Mortgage Interest Rates – Keeping your head in the silly season:
As we head towards the winter months we are being greeted by a flood of new mortgage interest rates. January is traditionally the month where mortgage lenders slash their mortgage interest rates in a bid to reinvigorate the market after Christmas but it seems that silly season has come a little earlier this year. There are number reasons for this and of course the on-going debate around interest rates is certainly a part of it. The other likely driver is the slight slowdown in the market that we saw during the summer months and into September. Lenders, conscious that the end of the year is now in sight, are under pressure to meet completion targets and are looking to bolster their figures in the last part of the year. Many have also spent a good chunk of this year working to integrate the various changes brought about following the Mortgage Market Review and are perhaps only now feeling confident enough to push forward with new deals.
So what does that mean for the consumer? Should you consider taking the plunge and push ahead with a new mortgage or remortgage? It’s certainly always advisable to make sure that you have the right product for your circumstances and so with some decent deals around it’s worth taking a look at your current mortgage and making sure it’s still the best option for you. If you are tempted by the opportunity to guarantee your mortgage repayments for the immediate future then there are some great fixed deals available that are worth considering.
But before you immerse yourself in the best buy tables is important to remember that the rates we are seeing are the headline rates and will not necessarily be the rate that all borrowers will be offered. This means that unlike credit card or unsecured loans it’s harder to draw direct comparisons between products because the vast array of criteria applied by lenders will be what ultimately dictates the rate you are offered.
The main criteria that will affect the rate at which lenders are willing to offer are your credit score, the current loan to value rate on your property, or your deposit if you are a first time buyer, and of course your income.
And now, following the changes brought about by the Mortgage Market Review earlier this year, lenders will also need to take into account the affordability criteria. This looks at essential outgoings as well as day to day living costs, and will enable the lender to assess whether the borrower can afford mortgage repayment not only now, but in the future if mortgage rates rise.
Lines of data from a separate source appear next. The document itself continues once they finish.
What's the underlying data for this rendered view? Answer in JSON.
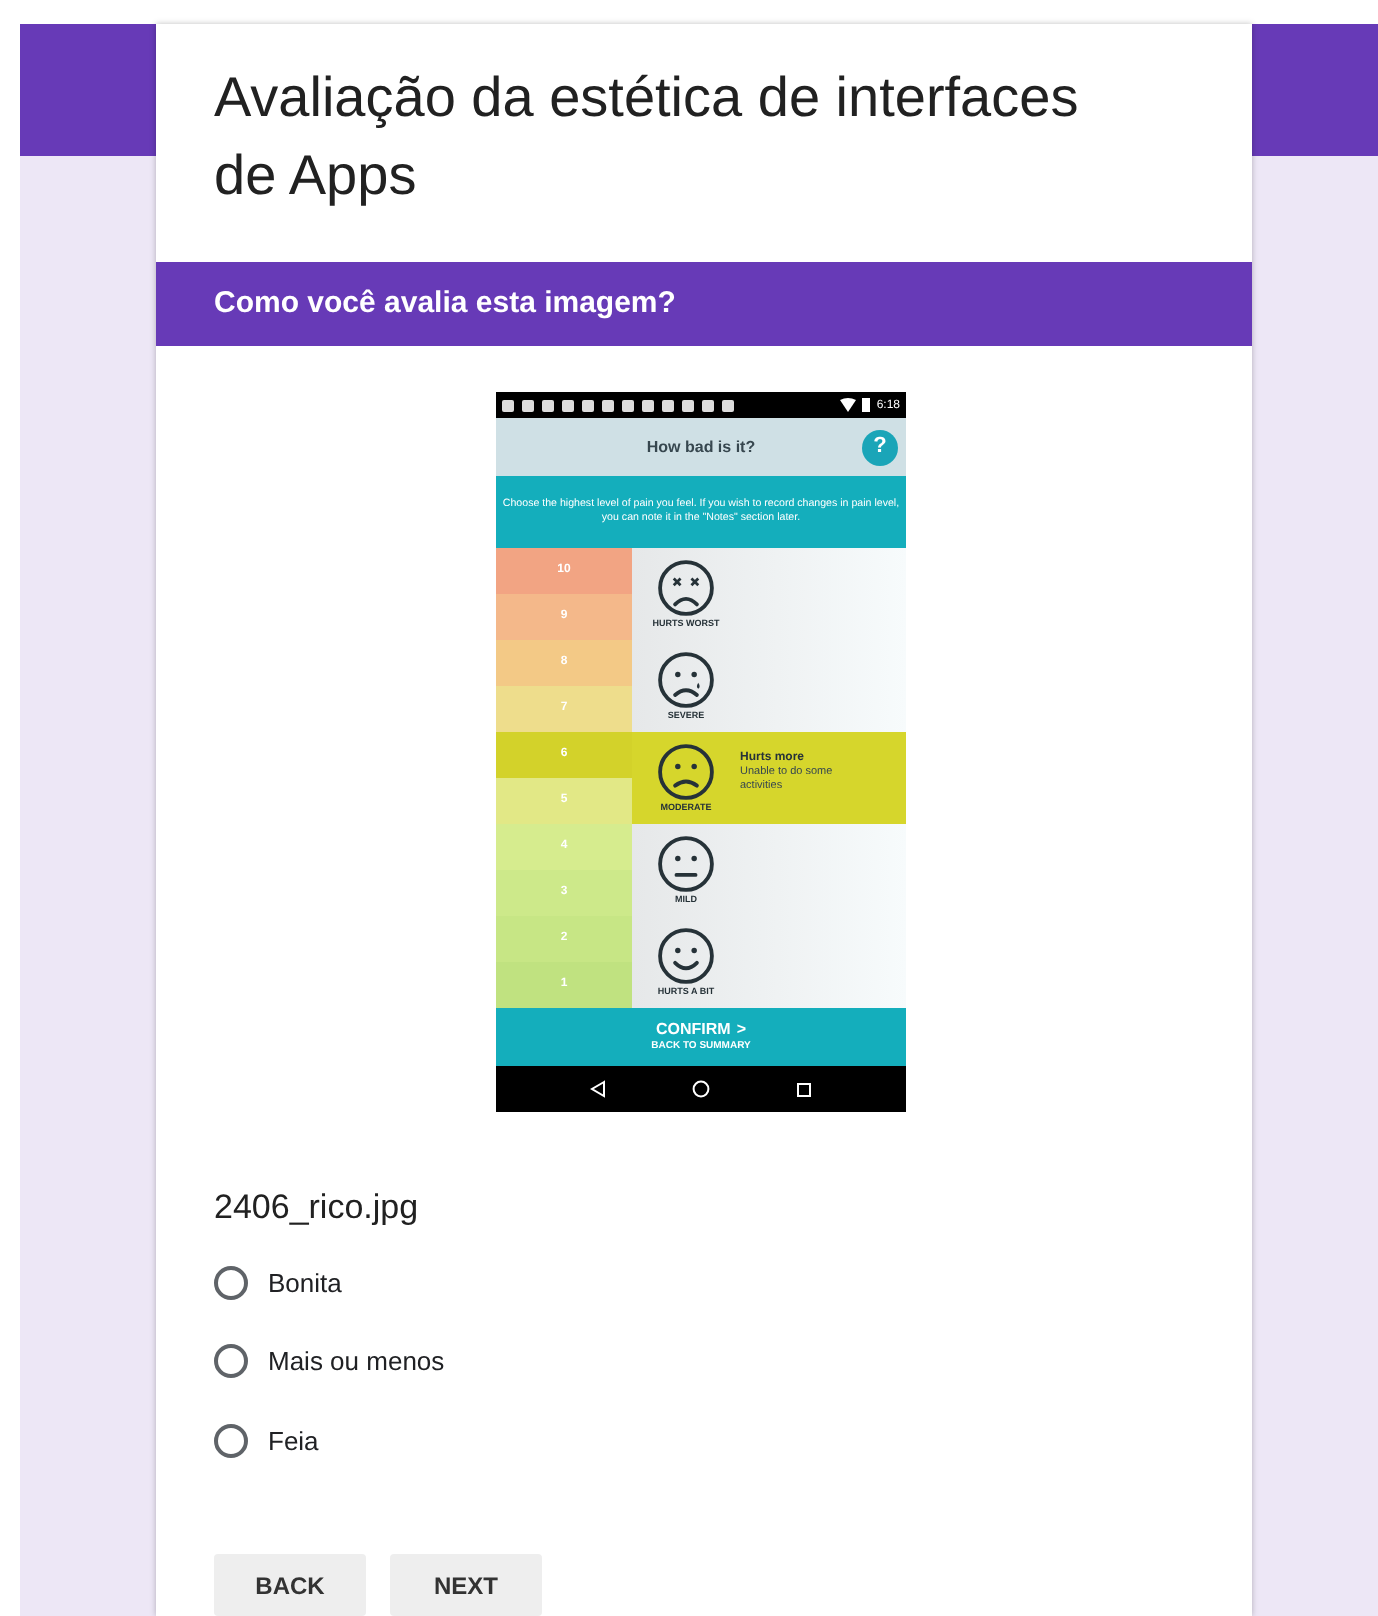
{
  "form": {
    "title": "Avaliação da estética de interfaces de Apps"
  },
  "section": {
    "title": "Como você avalia esta imagem?"
  },
  "app_screen": {
    "status_time": "6:18",
    "header_title": "How bad is it?",
    "help_symbol": "?",
    "instruction": "Choose the highest level of pain you feel. If you wish to record changes in pain level, you can note it in the \"Notes\" section later.",
    "levels": [
      {
        "number": "10",
        "color": "#f2a483"
      },
      {
        "number": "9",
        "color": "#f4b88a"
      },
      {
        "number": "8",
        "color": "#f3c986"
      },
      {
        "number": "7",
        "color": "#eedd8c"
      },
      {
        "number": "6",
        "color": "#d3d22a"
      },
      {
        "number": "5",
        "color": "#e2e886"
      },
      {
        "number": "4",
        "color": "#d6ec8e"
      },
      {
        "number": "3",
        "color": "#cde98a"
      },
      {
        "number": "2",
        "color": "#c7e685"
      },
      {
        "number": "1",
        "color": "#c0e280"
      }
    ],
    "categories": [
      {
        "kind": "worst",
        "label": "HURTS WORST",
        "selected": false
      },
      {
        "kind": "tearful",
        "label": "SEVERE",
        "selected": false
      },
      {
        "kind": "sad",
        "label": "MODERATE",
        "selected": true,
        "title": "Hurts more",
        "description": "Unable to do some activities"
      },
      {
        "kind": "neutral",
        "label": "MILD",
        "selected": false
      },
      {
        "kind": "smile",
        "label": "HURTS A BIT",
        "selected": false
      }
    ],
    "confirm_button": "CONFIRM",
    "confirm_symbol": ">",
    "back_link": "BACK TO SUMMARY"
  },
  "image_caption": "2406_rico.jpg",
  "options": [
    {
      "label": "Bonita",
      "selected": false
    },
    {
      "label": "Mais ou menos",
      "selected": false
    },
    {
      "label": "Feia",
      "selected": false
    }
  ],
  "buttons": [
    "BACK",
    "NEXT"
  ]
}
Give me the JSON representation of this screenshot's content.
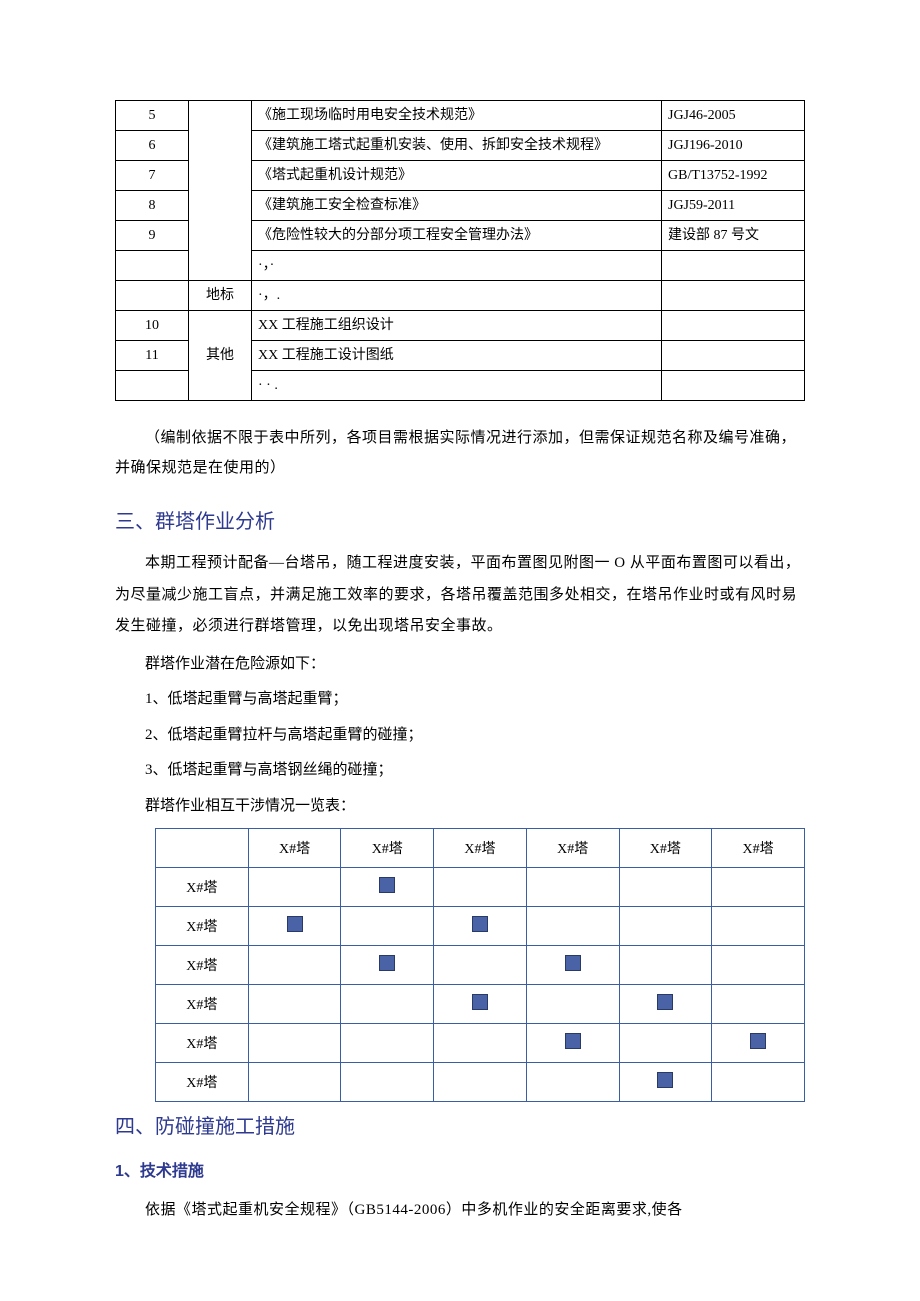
{
  "table1": {
    "rows": [
      {
        "num": "5",
        "cat": "",
        "name": "《施工现场临时用电安全技术规范》",
        "code": "JGJ46-2005"
      },
      {
        "num": "6",
        "cat": "",
        "name": "《建筑施工塔式起重机安装、使用、拆卸安全技术规程》",
        "code": "JGJ196-2010"
      },
      {
        "num": "7",
        "cat": "",
        "name": "《塔式起重机设计规范》",
        "code": "GB/T13752-1992"
      },
      {
        "num": "8",
        "cat": "",
        "name": "《建筑施工安全检查标准》",
        "code": "JGJ59-2011"
      },
      {
        "num": "9",
        "cat": "",
        "name": "《危险性较大的分部分项工程安全管理办法》",
        "code": "建设部 87 号文"
      },
      {
        "num": "",
        "cat": "",
        "name": "·，·",
        "code": ""
      },
      {
        "num": "",
        "cat": "地标",
        "name": "·，.",
        "code": ""
      },
      {
        "num": "10",
        "cat": "其他",
        "name": "XX 工程施工组织设计",
        "code": ""
      },
      {
        "num": "11",
        "cat": "",
        "name": "XX 工程施工设计图纸",
        "code": ""
      },
      {
        "num": "",
        "cat": "",
        "name": "· · .",
        "code": ""
      }
    ],
    "cat_other_label": "其他"
  },
  "note": "（编制依据不限于表中所列，各项目需根据实际情况进行添加，但需保证规范名称及编号准确，并确保规范是在使用的）",
  "h_sec3": "三、群塔作业分析",
  "para1": "本期工程预计配备—台塔吊，随工程进度安装，平面布置图见附图一 O 从平面布置图可以看出，为尽量减少施工盲点，并满足施工效率的要求，各塔吊覆盖范围多处相交，在塔吊作业时或有风时易发生碰撞，必须进行群塔管理，以免出现塔吊安全事故。",
  "line_risk_intro": "群塔作业潜在危险源如下：",
  "risk1": "1、低塔起重臂与高塔起重臂；",
  "risk2": "2、低塔起重臂拉杆与高塔起重臂的碰撞；",
  "risk3": "3、低塔起重臂与高塔钢丝绳的碰撞；",
  "matrix_title": "群塔作业相互干涉情况一览表：",
  "chart_data": {
    "type": "table",
    "row_labels": [
      "X#塔",
      "X#塔",
      "X#塔",
      "X#塔",
      "X#塔",
      "X#塔"
    ],
    "col_labels": [
      "X#塔",
      "X#塔",
      "X#塔",
      "X#塔",
      "X#塔",
      "X#塔"
    ],
    "values": [
      [
        0,
        1,
        0,
        0,
        0,
        0
      ],
      [
        1,
        0,
        1,
        0,
        0,
        0
      ],
      [
        0,
        1,
        0,
        1,
        0,
        0
      ],
      [
        0,
        0,
        1,
        0,
        1,
        0
      ],
      [
        0,
        0,
        0,
        1,
        0,
        1
      ],
      [
        0,
        0,
        0,
        0,
        1,
        0
      ]
    ]
  },
  "h_sec4": "四、防碰撞施工措施",
  "h_sec4_1": "1、技术措施",
  "para2": "依据《塔式起重机安全规程》（GB5144-2006）中多机作业的安全距离要求,使各"
}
The final factor to take in to account when looking at rates is the impact of arrangement fees on the overall cost of the mortgage over the life of a particular deal. These fees vary enormously from a £0 to £2,000 plus. In fact some low interest rate mortgages have such high arrangement fees associated with them that they may cancel out the benefit of switching. So it’s important to factor these into your overall calculations , total fees and interest payable over a selected period of time should be considered not just a headline rate.
So, definitely a good time to be taking a look at your circumstances and taking advantage of some of the great rates out there but do remember the headline rate is not always the rate on offer for all borrowers so it’s worth drilling down a little deeper, getting some advice and making sure you are getting the best deal for you –not just the one that’s topping the best buy tables.